“First you have to make sure that your business processes are robust and world class, only after that does it make sense to invest in a brand new, upgraded or different ERP system,” says Philip Nottingham. Half a year ago the experienced finance expert was hired as CFO by a.b.e. Construction Chemicals and one of his main tasks was to roll out more efficient automation. “There was a general idea that our systems were old, but there was generally more information available than we realised. That is why I have delayed the investment in a new ERP for now.”
Between 2005 and 2008 Nottingham was heavily involved in a SAP implementation Project for South African glass giant PG Group and his experience with Enterprise Resource Planning (ERP) has made him an expert in the manufacturing industry. “At a.b.e. I have tried to slow down the ERP ambitions a bit. SAP is expensive and probably out of our league and we may not need all the bells and whistles.”
Nottingham has seen many ERP salespeople come and go, so he has learned to be discerning. “A lot of the ERP reps will tell you their system will change your life, but it doesn’t and implementation is an expensive and disruptive exercise. If you carry on with outdated business practices, you’ll just be spending a lot of time and money on customizing the ERP you just bought. That is why you first need to introduce world class processes. Most of the ERP systems are world class and fairly similar. There aren’t many different ways to run a purchasing department, for example.”
a.b.e. Construction Chemicals was founded in 1932 but started operations in 1939 in Durban as a supplier of bitumen to municipalities in KwaZulu-Natal. In September 2010 it was acquired by CHRYSO Southern Africa. The CHRYSO head office is in France and the company is a member of the internationally operating Materis Group. “That brings an interesting perspective,” says Nottingham. “In South Africa they let us operate fairly autonomously. They do struggle sometimes to understand South Africa and its markets.”
One of the enigmas for foreign investors is the volatility of the rand, says Nottingham. “They don’t always understand the peculiarities of the rand and I must say, I also don’t always understand them. I have been following our currency for many years in which I have the rand seen fluctuating wildly. At the moment the rand is sliding, but people forget very quickly that is has been much worse than this. We try to make predictions based on the consensus views of the banks, but the only thing that I can promise is that I am going to be wrong. It also doesn’t always help to bring in currency experts, because they’ll probably be just as wrong.”

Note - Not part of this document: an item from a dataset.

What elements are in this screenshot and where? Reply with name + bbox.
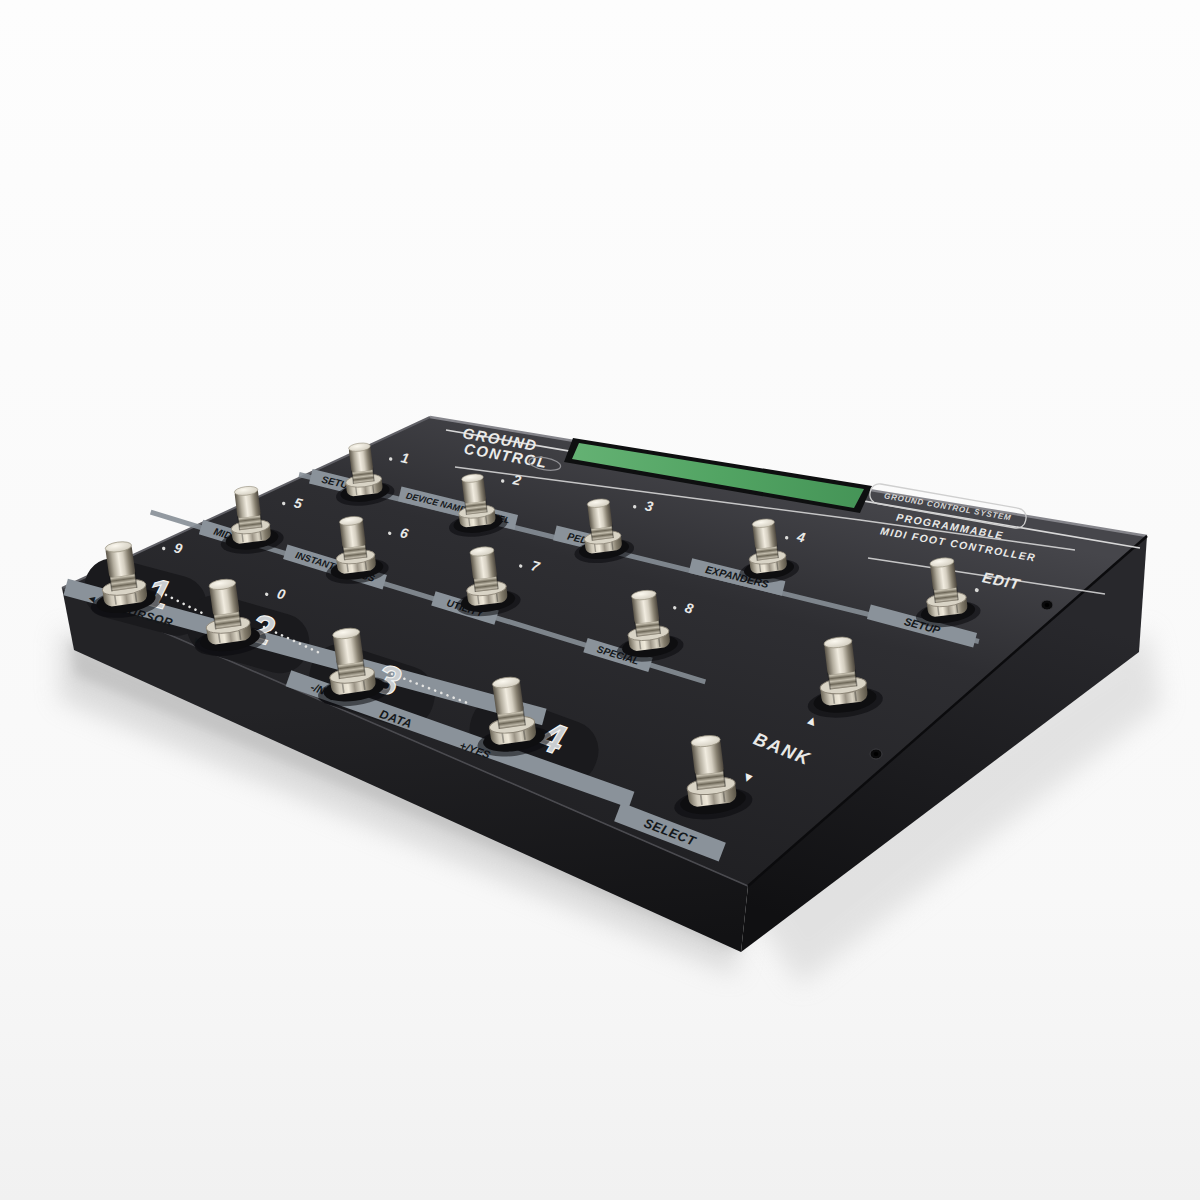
- product-photo-stage: GROUND CONTROL GROUND CONTROL SYSTEM PRO…: [0, 0, 1200, 1200]
- midi-foot-controller-photo: GROUND CONTROL GROUND CONTROL SYSTEM PRO…: [0, 0, 1200, 1200]
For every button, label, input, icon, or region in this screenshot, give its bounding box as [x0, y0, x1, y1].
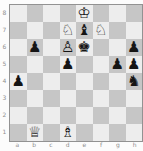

Nottingham, who previously worked for Murray & Roberts and SA Die and Pattern, is worried about the South African manufacturing industry. “It has gone backwards over the last few years. We have become a largely service driven economy. If you look at the successful businesses listed on the JSE they are mainly in retail and services.” According to Nottingham not enough is happening to give the competition in India and China a run for their money. “There has been the Motor Industry Development Program (MIDP) for the automotive industry, but that has been focussed on the big OEM players like Toyota, Ford and Nissan. For smaller firms, like mid-level component suppliers, it has been very difficult to survive. You have to be part of global group to keep being relevant. But that’s life.”
Like many CFOs Nottingham is on a continuous cost cutting drive to make sure competing imported concrete repair, waterproofing, flooring, adhesives, sealants and other products don’t become cheaper than a.b.e.’s range of locally produced products. “The only way to fight India and China is to become more competitive, but we don’t have a particularly productive workforce and we also don’t have a particularly low cost workforce. I don’t want to only talk doom and gloom, but there are definite challenges. Even the growing companies are not set up to employ more people. The drive is to automate and lower costs. It is a social issue. But the alternative to cost cutting is going out of business.”
The biggest structural problem is the lack of skills and proper training in South Africa, says Nottingham. “In the mid-80s artisans were exceptionally well trained by state companies like Eskom and Spoornet. Those training schools have fallen by the wayside. Eskom is now struggling with a huge shortage of skills. They might not want to admit it, but they have had to bring in expatriate labour at the new power plant Mega-Projects Medupi and Kusile. That is a huge indictment of our training system. There are people making a lot of money flying around India, Thailand and the Philippines finding welders and other artisans that speak a bit of English. The big difference is the failure rate. The expats don’t necessarily do the fastest jobs, but you don’t have to go back and check on all the work and redo half of it.”
Nottingham says a.b.e. is till managing to keep up, thanks to some local sourcing and a nearby market in South Africa and the rest of the continent. “We have actually expanded our local production, but that did not yield extra jobs. It is all about automation, better processes; the focus is on reducing the head count.” Sales have also been good and the company is increasingly looking over the border in sub-Saharan Africa and beyond. “But our export volumes have grown quite significantly in recent years and there is vast potential in Africa, so I think our shareholders are quite happy with us on that score. In the next 5-10 years or so we could perhaps look at setting up elsewhere in the continent.”